Dörtdivan’da Yeni Bulunan Bir Cönk Hakkında
Dörtdivan’daki cönkler konusu, birtakım araştırmacıların ilçenin kültürel zenginlikleri konusunda dikkat çektikleri hususların başında gelmektedir. Biz, yaptığımız araştırmalarda başlangıçta bu cönklerin varlığı hakkında pek bir malumât elde edemedik. Fakat Çavuşlar Camii İmam Hatibi İsmail Tezel hocamızın elindeki cönkü bizimle paylaşması üzerine konuyla ilgili daha net şeyler söyleme imkânımız oldu. Biz bu konuyu yazdığımız yazılarla ele almaya ve konuya dikkat çekmeye çalıştık.
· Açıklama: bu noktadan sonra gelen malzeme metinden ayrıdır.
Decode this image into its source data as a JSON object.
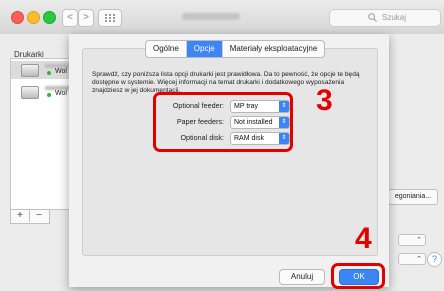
{
  "window": {
    "search_placeholder": "Szukaj",
    "nav_back": "<",
    "nav_forward": ">",
    "grid_icon": "grid-icon"
  },
  "printers": {
    "label": "Drukarki",
    "items": [
      {
        "name": "Wol",
        "status": "online"
      },
      {
        "name": "Wol",
        "status": "online"
      }
    ],
    "add": "+",
    "remove": "−"
  },
  "background_controls": {
    "right_button": "egoniania..."
  },
  "tabs": [
    {
      "label": "Ogólne",
      "active": false
    },
    {
      "label": "Opcje",
      "active": true
    },
    {
      "label": "Materiały eksploatacyjne",
      "active": false
    }
  ],
  "description": "Sprawdź, czy poniższa lista opcji drukarki jest prawidłowa. Da to pewność, że opcje te będą dostępne w systemie. Więcej informacji na temat drukarki i dodatkowego wyposażenia znajdziesz w jej dokumentacji.",
  "options": [
    {
      "label": "Optional feeder:",
      "value": "MP tray"
    },
    {
      "label": "Paper feeders:",
      "value": "Not installed"
    },
    {
      "label": "Optional disk:",
      "value": "RAM disk"
    }
  ],
  "buttons": {
    "cancel": "Anuluj",
    "ok": "OK"
  },
  "callouts": {
    "step3": "3",
    "step4": "4",
    "color": "#e50000"
  },
  "colors": {
    "accent": "#3d84f5"
  }
}
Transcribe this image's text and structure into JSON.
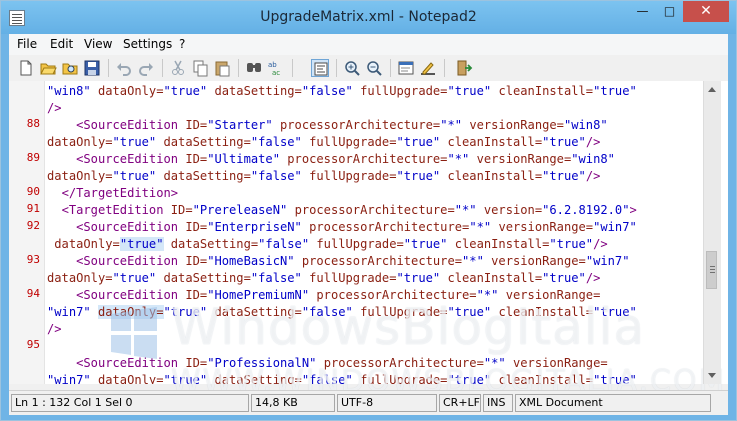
{
  "window": {
    "title": "UpgradeMatrix.xml - Notepad2"
  },
  "menu": {
    "items": [
      "File",
      "Edit",
      "View",
      "Settings",
      "?"
    ]
  },
  "editor": {
    "line_numbers": [
      "88",
      "89",
      "90",
      "91",
      "92",
      "93",
      "94",
      "95"
    ],
    "lines": [
      [
        [
          "v",
          "\"win8\""
        ],
        [
          "p",
          " "
        ],
        [
          "a",
          "dataOnly="
        ],
        [
          "v",
          "\"true\""
        ],
        [
          "p",
          " "
        ],
        [
          "a",
          "dataSetting="
        ],
        [
          "v",
          "\"false\""
        ],
        [
          "p",
          " "
        ],
        [
          "a",
          "fullUpgrade="
        ],
        [
          "v",
          "\"true\""
        ],
        [
          "p",
          " "
        ],
        [
          "a",
          "cleanInstall="
        ],
        [
          "v",
          "\"true\""
        ]
      ],
      [
        [
          "t",
          "/>"
        ]
      ],
      [
        [
          "p",
          "    "
        ],
        [
          "t",
          "<SourceEdition"
        ],
        [
          "p",
          " "
        ],
        [
          "a",
          "ID="
        ],
        [
          "v",
          "\"Starter\""
        ],
        [
          "p",
          " "
        ],
        [
          "a",
          "processorArchitecture="
        ],
        [
          "v",
          "\"*\""
        ],
        [
          "p",
          " "
        ],
        [
          "a",
          "versionRange="
        ],
        [
          "v",
          "\"win8\""
        ]
      ],
      [
        [
          "a",
          "dataOnly="
        ],
        [
          "v",
          "\"true\""
        ],
        [
          "p",
          " "
        ],
        [
          "a",
          "dataSetting="
        ],
        [
          "v",
          "\"false\""
        ],
        [
          "p",
          " "
        ],
        [
          "a",
          "fullUpgrade="
        ],
        [
          "v",
          "\"true\""
        ],
        [
          "p",
          " "
        ],
        [
          "a",
          "cleanInstall="
        ],
        [
          "v",
          "\"true\""
        ],
        [
          "t",
          "/>"
        ]
      ],
      [
        [
          "p",
          "    "
        ],
        [
          "t",
          "<SourceEdition"
        ],
        [
          "p",
          " "
        ],
        [
          "a",
          "ID="
        ],
        [
          "v",
          "\"Ultimate\""
        ],
        [
          "p",
          " "
        ],
        [
          "a",
          "processorArchitecture="
        ],
        [
          "v",
          "\"*\""
        ],
        [
          "p",
          " "
        ],
        [
          "a",
          "versionRange="
        ],
        [
          "v",
          "\"win8\""
        ]
      ],
      [
        [
          "a",
          "dataOnly="
        ],
        [
          "v",
          "\"true\""
        ],
        [
          "p",
          " "
        ],
        [
          "a",
          "dataSetting="
        ],
        [
          "v",
          "\"false\""
        ],
        [
          "p",
          " "
        ],
        [
          "a",
          "fullUpgrade="
        ],
        [
          "v",
          "\"true\""
        ],
        [
          "p",
          " "
        ],
        [
          "a",
          "cleanInstall="
        ],
        [
          "v",
          "\"true\""
        ],
        [
          "t",
          "/>"
        ]
      ],
      [
        [
          "p",
          "  "
        ],
        [
          "t",
          "</TargetEdition>"
        ]
      ],
      [
        [
          "p",
          "  "
        ],
        [
          "t",
          "<TargetEdition"
        ],
        [
          "p",
          " "
        ],
        [
          "a",
          "ID="
        ],
        [
          "v",
          "\"PrereleaseN\""
        ],
        [
          "p",
          " "
        ],
        [
          "a",
          "processorArchitecture="
        ],
        [
          "v",
          "\"*\""
        ],
        [
          "p",
          " "
        ],
        [
          "a",
          "version="
        ],
        [
          "v",
          "\"6.2.8192.0\""
        ],
        [
          "t",
          ">"
        ]
      ],
      [
        [
          "p",
          "    "
        ],
        [
          "t",
          "<SourceEdition"
        ],
        [
          "p",
          " "
        ],
        [
          "a",
          "ID="
        ],
        [
          "v",
          "\"EnterpriseN\""
        ],
        [
          "p",
          " "
        ],
        [
          "a",
          "processorArchitecture="
        ],
        [
          "v",
          "\"*\""
        ],
        [
          "p",
          " "
        ],
        [
          "a",
          "versionRange="
        ],
        [
          "v",
          "\"win7\""
        ]
      ],
      [
        [
          "p",
          " "
        ],
        [
          "a",
          "dataOnly="
        ],
        [
          "vs",
          "\"true\""
        ],
        [
          "p",
          " "
        ],
        [
          "a",
          "dataSetting="
        ],
        [
          "v",
          "\"false\""
        ],
        [
          "p",
          " "
        ],
        [
          "a",
          "fullUpgrade="
        ],
        [
          "v",
          "\"true\""
        ],
        [
          "p",
          " "
        ],
        [
          "a",
          "cleanInstall="
        ],
        [
          "v",
          "\"true\""
        ],
        [
          "t",
          "/>"
        ]
      ],
      [
        [
          "p",
          "    "
        ],
        [
          "t",
          "<SourceEdition"
        ],
        [
          "p",
          " "
        ],
        [
          "a",
          "ID="
        ],
        [
          "v",
          "\"HomeBasicN\""
        ],
        [
          "p",
          " "
        ],
        [
          "a",
          "processorArchitecture="
        ],
        [
          "v",
          "\"*\""
        ],
        [
          "p",
          " "
        ],
        [
          "a",
          "versionRange="
        ],
        [
          "v",
          "\"win7\""
        ]
      ],
      [
        [
          "a",
          "dataOnly="
        ],
        [
          "v",
          "\"true\""
        ],
        [
          "p",
          " "
        ],
        [
          "a",
          "dataSetting="
        ],
        [
          "v",
          "\"false\""
        ],
        [
          "p",
          " "
        ],
        [
          "a",
          "fullUpgrade="
        ],
        [
          "v",
          "\"true\""
        ],
        [
          "p",
          " "
        ],
        [
          "a",
          "cleanInstall="
        ],
        [
          "v",
          "\"true\""
        ],
        [
          "t",
          "/>"
        ]
      ],
      [
        [
          "p",
          "    "
        ],
        [
          "t",
          "<SourceEdition"
        ],
        [
          "p",
          " "
        ],
        [
          "a",
          "ID="
        ],
        [
          "v",
          "\"HomePremiumN\""
        ],
        [
          "p",
          " "
        ],
        [
          "a",
          "processorArchitecture="
        ],
        [
          "v",
          "\"*\""
        ],
        [
          "p",
          " "
        ],
        [
          "a",
          "versionRange="
        ]
      ],
      [
        [
          "v",
          "\"win7\""
        ],
        [
          "p",
          " "
        ],
        [
          "as",
          "dataOnly="
        ],
        [
          "v",
          "\"true\""
        ],
        [
          "p",
          " "
        ],
        [
          "a",
          "dataSetting="
        ],
        [
          "v",
          "\"false\""
        ],
        [
          "p",
          " "
        ],
        [
          "a",
          "fullUpgrade="
        ],
        [
          "v",
          "\"true\""
        ],
        [
          "p",
          " "
        ],
        [
          "a",
          "cleanInstall="
        ],
        [
          "v",
          "\"true\""
        ]
      ],
      [
        [
          "t",
          "/>"
        ]
      ],
      [
        [
          "p",
          ""
        ]
      ],
      [
        [
          "p",
          "    "
        ],
        [
          "t",
          "<SourceEdition"
        ],
        [
          "p",
          " "
        ],
        [
          "a",
          "ID="
        ],
        [
          "v",
          "\"ProfessionalN\""
        ],
        [
          "p",
          " "
        ],
        [
          "a",
          "processorArchitecture="
        ],
        [
          "v",
          "\"*\""
        ],
        [
          "p",
          " "
        ],
        [
          "a",
          "versionRange="
        ]
      ],
      [
        [
          "v",
          "\"win7\""
        ],
        [
          "p",
          " "
        ],
        [
          "a",
          "dataOnly="
        ],
        [
          "v",
          "\"true\""
        ],
        [
          "p",
          " "
        ],
        [
          "a",
          "dataSetting="
        ],
        [
          "v",
          "\"false\""
        ],
        [
          "p",
          " "
        ],
        [
          "a",
          "fullUpgrade="
        ],
        [
          "v",
          "\"true\""
        ],
        [
          "p",
          " "
        ],
        [
          "a",
          "cleanInstall="
        ],
        [
          "v",
          "\"true\""
        ]
      ],
      [
        [
          "t",
          "/>"
        ]
      ]
    ]
  },
  "watermark": {
    "title": "WindowsBlogItalia",
    "subtitle": "WWW.WINDOWSBLOGITALIA.COM"
  },
  "status": {
    "position": "Ln 1 : 132   Col 1   Sel 0",
    "size": "14,8 KB",
    "encoding": "UTF-8",
    "line_endings": "CR+LF",
    "mode": "INS",
    "doc_type": "XML Document"
  },
  "colors": {
    "tag": "#800080",
    "attr": "#8a1f11",
    "value": "#0000c8",
    "line_number": "#c00000",
    "title_bar": "#6fb4e6",
    "close_button": "#c7504b"
  }
}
Araştırmalarımız devam ederken Dörtdivan’da bir cönkün daha olduğu bilgisine ulaştık. Bu cönk, Dörtdivan, Adaköylü öğretmen Mehmet Akif Uludağ’ın elinde bulunuyordu. Bu cönk Mehmet Akif Uludağ’ın babası Mustafa Uludağ’a (d. 1969-İmam-Hatip) intikal etmiştir. Mehmet Akif Uludağ’ın bu cönkü bizimle paylaşması üzerine biz de bu yazma eser üzerinde çalışmaya başlamış olduk. Niyetimiz bu cönkün de Osmanlı Türkçesinden aktarımını gerçekleştirdikten sonra diğer cönkle beraber bunları “Dörtdivan Cönkleri” adı altında ve bir kitap hâlinde yayınlamaktır.
Bu ikinci cönk oldukça hacimlidir. Eksik varaklar haricinde 143 varak, yani cönk 286 sayfadır. Cönkün iç kapağı kopmuş ve ilk üç varağı yırtılmıştır. Burada Derdiyok ile Zülfüsiyah adlı halk hikâyesinin ilk kısmının bulunduğu anlaşılmaktadır. Ayrıca cönkün eksik olan iç kapağının yazılı olduğu anlaşılmaktadır. Deri kaplı cönkün dış kapakları da kopmuş durumdadır. Sadece sırt kısmı kalmıştır.
Bunların haricinde cönkün oldukça sağlam ve içerik açısından zengin olduğunu söyleyebiliriz. Cönkteki bu zengin içerik sayesinde Dörtdivan ve Gerede civarında halk edebiyatı mahsullerinin işlenişi ve anlatımı hakkında bazı yeni yorumlar getirmek mümkün görünüyor.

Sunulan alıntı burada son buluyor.